The postrotate command in this file is ...
/bin/kill -HUP `cat /var/run/httpd.pid 2> /dev/null` 2> /dev/null || true

The problem is that Apache sometimes writes its Process ID into /var/run/httpd.pid and
sometimes into /var/run/httpsd.pid.  In the latter case, the server does NOT get restarted
by logrotate and thus, the Apache keeps writing logs into the newly renamed and rotated
access_log.1, etc.

First, this effectively disables the logrotate function as all data still goes into the same file
(based on the inode number that Apache originally opened) and secondly, after 4 weeks,
when the active file gets deleted by logrotate, bad things happen,  the best case scenario
is that logging gets lost and the worst case is file corruption or server crash.

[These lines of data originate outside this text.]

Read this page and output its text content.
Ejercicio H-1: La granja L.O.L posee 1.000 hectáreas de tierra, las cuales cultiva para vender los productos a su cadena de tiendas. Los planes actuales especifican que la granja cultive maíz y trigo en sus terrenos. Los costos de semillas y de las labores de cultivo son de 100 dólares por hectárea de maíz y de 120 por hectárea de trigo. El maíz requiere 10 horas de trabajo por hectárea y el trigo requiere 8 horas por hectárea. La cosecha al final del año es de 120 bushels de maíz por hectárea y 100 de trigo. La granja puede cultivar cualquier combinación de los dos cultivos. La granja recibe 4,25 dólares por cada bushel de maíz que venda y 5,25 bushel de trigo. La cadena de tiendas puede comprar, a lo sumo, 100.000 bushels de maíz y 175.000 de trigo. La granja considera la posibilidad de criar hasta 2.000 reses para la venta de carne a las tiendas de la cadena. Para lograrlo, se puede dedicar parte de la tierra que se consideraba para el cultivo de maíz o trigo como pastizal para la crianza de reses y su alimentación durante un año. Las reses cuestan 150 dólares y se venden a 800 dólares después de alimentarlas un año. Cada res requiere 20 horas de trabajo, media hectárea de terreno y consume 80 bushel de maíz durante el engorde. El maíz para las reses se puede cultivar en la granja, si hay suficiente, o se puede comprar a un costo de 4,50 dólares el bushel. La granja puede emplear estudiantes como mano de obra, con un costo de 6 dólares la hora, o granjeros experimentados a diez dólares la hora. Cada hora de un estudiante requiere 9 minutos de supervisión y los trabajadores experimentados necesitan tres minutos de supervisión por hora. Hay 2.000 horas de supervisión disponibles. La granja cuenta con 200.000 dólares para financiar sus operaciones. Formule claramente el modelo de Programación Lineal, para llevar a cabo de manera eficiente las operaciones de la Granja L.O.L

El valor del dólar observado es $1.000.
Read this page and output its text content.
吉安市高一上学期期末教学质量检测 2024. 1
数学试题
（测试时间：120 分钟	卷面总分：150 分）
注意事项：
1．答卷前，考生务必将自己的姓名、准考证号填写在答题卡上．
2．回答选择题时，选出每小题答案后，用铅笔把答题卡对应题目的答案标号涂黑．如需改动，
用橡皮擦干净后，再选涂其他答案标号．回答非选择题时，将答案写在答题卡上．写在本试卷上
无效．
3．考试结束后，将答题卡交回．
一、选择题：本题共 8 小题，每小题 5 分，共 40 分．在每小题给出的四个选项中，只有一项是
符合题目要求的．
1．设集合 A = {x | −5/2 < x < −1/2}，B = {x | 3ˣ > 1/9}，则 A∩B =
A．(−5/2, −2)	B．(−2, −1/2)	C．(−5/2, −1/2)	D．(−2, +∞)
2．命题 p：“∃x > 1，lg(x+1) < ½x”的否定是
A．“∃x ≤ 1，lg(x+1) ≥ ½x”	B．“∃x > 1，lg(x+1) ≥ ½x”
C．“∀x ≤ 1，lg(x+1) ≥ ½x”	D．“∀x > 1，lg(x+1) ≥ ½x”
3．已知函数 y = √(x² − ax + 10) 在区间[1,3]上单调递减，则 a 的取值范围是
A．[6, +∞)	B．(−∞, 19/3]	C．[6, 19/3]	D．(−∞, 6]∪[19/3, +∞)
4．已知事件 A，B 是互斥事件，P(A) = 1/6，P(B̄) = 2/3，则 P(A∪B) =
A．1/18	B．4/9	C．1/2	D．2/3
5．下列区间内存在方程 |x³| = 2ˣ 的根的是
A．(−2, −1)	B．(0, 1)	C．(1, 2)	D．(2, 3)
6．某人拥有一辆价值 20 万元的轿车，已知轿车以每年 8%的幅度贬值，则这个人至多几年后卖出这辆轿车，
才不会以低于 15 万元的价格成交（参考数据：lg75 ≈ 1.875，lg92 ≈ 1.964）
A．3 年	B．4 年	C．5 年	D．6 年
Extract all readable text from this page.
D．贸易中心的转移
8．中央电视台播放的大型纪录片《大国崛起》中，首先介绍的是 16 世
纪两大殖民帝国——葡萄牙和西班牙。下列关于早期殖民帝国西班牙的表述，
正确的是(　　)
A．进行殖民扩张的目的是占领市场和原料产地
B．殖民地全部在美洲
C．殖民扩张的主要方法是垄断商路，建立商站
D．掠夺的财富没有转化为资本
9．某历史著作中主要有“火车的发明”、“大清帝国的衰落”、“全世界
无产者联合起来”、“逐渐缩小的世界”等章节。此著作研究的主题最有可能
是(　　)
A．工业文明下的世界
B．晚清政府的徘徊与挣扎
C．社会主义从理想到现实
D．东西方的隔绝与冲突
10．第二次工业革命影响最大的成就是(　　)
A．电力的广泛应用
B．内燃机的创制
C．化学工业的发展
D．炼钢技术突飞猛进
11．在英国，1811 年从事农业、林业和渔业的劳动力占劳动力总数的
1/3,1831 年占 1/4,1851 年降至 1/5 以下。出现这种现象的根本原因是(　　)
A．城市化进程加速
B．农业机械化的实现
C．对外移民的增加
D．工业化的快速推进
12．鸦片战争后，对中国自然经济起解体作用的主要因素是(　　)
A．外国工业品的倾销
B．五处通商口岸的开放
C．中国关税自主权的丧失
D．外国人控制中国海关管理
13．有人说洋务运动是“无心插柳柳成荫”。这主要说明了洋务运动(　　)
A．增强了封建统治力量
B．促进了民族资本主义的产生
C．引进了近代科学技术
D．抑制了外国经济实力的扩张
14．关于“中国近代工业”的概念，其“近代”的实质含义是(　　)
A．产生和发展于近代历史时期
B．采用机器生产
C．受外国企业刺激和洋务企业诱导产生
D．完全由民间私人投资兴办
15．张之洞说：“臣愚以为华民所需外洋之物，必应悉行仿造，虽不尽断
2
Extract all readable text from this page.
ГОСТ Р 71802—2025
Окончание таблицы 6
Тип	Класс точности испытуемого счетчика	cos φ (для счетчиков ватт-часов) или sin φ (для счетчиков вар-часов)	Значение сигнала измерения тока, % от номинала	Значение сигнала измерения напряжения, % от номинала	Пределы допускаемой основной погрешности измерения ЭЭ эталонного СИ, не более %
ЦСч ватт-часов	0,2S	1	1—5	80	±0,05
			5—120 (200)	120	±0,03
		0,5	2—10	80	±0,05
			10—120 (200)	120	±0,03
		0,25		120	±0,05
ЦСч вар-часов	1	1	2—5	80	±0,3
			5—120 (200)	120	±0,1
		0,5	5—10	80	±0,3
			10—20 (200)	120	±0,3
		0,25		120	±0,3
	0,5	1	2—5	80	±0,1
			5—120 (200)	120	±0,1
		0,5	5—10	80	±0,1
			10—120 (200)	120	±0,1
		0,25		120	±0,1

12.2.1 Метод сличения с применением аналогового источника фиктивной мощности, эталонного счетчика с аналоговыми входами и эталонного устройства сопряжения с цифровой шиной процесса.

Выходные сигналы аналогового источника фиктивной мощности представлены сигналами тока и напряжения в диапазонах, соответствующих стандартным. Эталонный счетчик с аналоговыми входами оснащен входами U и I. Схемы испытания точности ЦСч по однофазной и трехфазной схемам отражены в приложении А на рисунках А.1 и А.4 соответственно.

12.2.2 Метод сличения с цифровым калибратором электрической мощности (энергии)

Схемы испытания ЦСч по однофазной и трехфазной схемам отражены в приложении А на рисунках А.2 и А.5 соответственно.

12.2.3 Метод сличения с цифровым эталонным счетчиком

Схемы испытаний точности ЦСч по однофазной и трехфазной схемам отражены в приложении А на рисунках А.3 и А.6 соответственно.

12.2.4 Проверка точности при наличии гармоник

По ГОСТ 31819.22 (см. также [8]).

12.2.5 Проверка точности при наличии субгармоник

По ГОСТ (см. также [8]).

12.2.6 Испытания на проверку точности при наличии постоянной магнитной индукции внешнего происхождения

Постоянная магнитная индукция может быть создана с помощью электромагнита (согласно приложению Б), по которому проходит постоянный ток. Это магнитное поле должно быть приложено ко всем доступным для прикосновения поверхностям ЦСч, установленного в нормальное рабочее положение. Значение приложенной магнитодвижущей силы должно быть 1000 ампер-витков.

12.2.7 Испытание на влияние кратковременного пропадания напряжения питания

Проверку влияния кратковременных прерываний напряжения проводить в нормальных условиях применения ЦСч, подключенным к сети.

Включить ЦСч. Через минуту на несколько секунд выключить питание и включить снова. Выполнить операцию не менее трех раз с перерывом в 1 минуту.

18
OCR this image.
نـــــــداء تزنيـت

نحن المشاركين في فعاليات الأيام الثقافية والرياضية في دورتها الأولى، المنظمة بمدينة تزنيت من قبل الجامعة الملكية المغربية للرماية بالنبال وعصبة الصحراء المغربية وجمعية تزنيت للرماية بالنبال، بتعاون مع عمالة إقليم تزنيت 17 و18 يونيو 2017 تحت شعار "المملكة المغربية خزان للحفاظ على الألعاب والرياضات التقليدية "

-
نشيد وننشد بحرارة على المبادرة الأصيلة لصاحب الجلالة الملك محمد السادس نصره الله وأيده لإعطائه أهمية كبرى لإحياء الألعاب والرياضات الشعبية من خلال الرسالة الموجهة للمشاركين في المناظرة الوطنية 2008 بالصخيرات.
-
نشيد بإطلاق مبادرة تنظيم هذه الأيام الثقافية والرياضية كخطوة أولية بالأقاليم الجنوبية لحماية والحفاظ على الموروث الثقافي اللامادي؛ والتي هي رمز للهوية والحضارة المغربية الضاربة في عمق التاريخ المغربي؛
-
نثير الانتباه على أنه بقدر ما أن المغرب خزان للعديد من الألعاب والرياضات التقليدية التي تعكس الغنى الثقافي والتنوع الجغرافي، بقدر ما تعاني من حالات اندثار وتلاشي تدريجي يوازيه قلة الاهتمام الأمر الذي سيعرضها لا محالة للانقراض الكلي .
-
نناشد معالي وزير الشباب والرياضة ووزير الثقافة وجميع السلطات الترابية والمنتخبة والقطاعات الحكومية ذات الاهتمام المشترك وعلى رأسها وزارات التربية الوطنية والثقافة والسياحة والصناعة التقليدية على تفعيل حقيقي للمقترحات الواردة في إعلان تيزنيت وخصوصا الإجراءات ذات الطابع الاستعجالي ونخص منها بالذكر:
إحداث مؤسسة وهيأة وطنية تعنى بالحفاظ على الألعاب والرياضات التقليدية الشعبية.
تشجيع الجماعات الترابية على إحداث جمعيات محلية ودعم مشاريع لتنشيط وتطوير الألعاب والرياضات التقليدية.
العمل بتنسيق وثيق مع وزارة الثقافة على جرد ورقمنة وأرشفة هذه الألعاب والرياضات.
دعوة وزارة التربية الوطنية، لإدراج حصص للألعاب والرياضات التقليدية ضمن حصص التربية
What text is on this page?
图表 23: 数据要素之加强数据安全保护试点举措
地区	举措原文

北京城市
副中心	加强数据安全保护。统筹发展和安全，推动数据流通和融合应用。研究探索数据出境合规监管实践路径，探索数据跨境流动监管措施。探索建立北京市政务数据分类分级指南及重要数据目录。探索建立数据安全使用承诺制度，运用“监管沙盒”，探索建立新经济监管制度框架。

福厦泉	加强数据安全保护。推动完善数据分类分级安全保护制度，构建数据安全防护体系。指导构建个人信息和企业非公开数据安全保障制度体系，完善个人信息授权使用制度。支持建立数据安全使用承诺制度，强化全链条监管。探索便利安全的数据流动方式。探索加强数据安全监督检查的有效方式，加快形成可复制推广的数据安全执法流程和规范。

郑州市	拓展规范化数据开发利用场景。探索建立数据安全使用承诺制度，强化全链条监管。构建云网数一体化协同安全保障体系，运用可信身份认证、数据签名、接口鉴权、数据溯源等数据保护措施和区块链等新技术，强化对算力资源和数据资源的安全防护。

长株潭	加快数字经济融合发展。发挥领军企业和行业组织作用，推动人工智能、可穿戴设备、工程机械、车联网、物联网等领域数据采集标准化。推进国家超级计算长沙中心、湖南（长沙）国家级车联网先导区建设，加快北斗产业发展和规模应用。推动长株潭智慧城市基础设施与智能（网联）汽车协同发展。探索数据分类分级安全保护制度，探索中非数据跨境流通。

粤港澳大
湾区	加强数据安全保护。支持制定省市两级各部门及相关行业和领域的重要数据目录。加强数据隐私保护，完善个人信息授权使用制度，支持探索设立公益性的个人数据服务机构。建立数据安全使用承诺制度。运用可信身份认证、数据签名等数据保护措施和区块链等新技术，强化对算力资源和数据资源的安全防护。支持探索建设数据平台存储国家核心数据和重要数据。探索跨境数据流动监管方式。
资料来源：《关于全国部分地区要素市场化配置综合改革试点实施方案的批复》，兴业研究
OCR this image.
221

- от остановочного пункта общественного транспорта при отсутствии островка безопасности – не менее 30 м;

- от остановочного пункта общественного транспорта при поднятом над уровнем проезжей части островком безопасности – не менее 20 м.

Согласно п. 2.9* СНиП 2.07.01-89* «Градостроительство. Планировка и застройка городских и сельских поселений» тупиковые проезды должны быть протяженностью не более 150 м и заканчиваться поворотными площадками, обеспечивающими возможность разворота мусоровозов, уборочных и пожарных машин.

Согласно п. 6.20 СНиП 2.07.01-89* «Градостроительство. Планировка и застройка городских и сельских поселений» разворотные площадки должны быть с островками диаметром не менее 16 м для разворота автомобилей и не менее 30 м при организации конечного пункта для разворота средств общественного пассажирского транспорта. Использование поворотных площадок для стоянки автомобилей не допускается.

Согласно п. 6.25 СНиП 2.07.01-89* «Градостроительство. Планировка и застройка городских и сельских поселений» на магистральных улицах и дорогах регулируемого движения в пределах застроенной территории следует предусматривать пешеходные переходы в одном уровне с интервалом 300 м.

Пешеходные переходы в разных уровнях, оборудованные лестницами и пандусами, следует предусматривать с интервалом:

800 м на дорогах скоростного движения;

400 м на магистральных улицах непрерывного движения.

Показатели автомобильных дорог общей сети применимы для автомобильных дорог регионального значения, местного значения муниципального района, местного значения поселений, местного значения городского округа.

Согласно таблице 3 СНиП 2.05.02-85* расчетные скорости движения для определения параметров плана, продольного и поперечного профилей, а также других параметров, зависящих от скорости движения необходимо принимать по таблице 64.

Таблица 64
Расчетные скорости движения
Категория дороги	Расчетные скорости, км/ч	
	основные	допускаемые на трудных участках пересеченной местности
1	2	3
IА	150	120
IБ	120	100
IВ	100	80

When Apache is used in SSL mode with a valid key, it stores its Process ID in httpsd.pid.
However, on servers that do not run with a secure key or in secure mode, Apache sometimes
writes to httpd.pid and sometimes httpsd.pid.  I have not been able to figure out what the
determining factor is.  I have to start Apache, look in /var/run and see what file Apache is using
and manually change the logrotate config file for apache.  Once done, it seems to work forever
However, this is something that should be automatic.  The easiest fix is to change the
postrotate part of the /etc/logrotate.d/apache file to check which "pid" file exists and then
restart based on that, but the correct fix is to make Apache consistent.

This bug seems to affect all versions of RedHat Linux, up through the current release.

Comment 1 Joe Orton 2004-09-21 10:17:04 UTC
Thanks for the report.  This bug is no longer present in the Apache
httpd 2.0 packages in Red Hat Enterprise Linux and Fedora Core.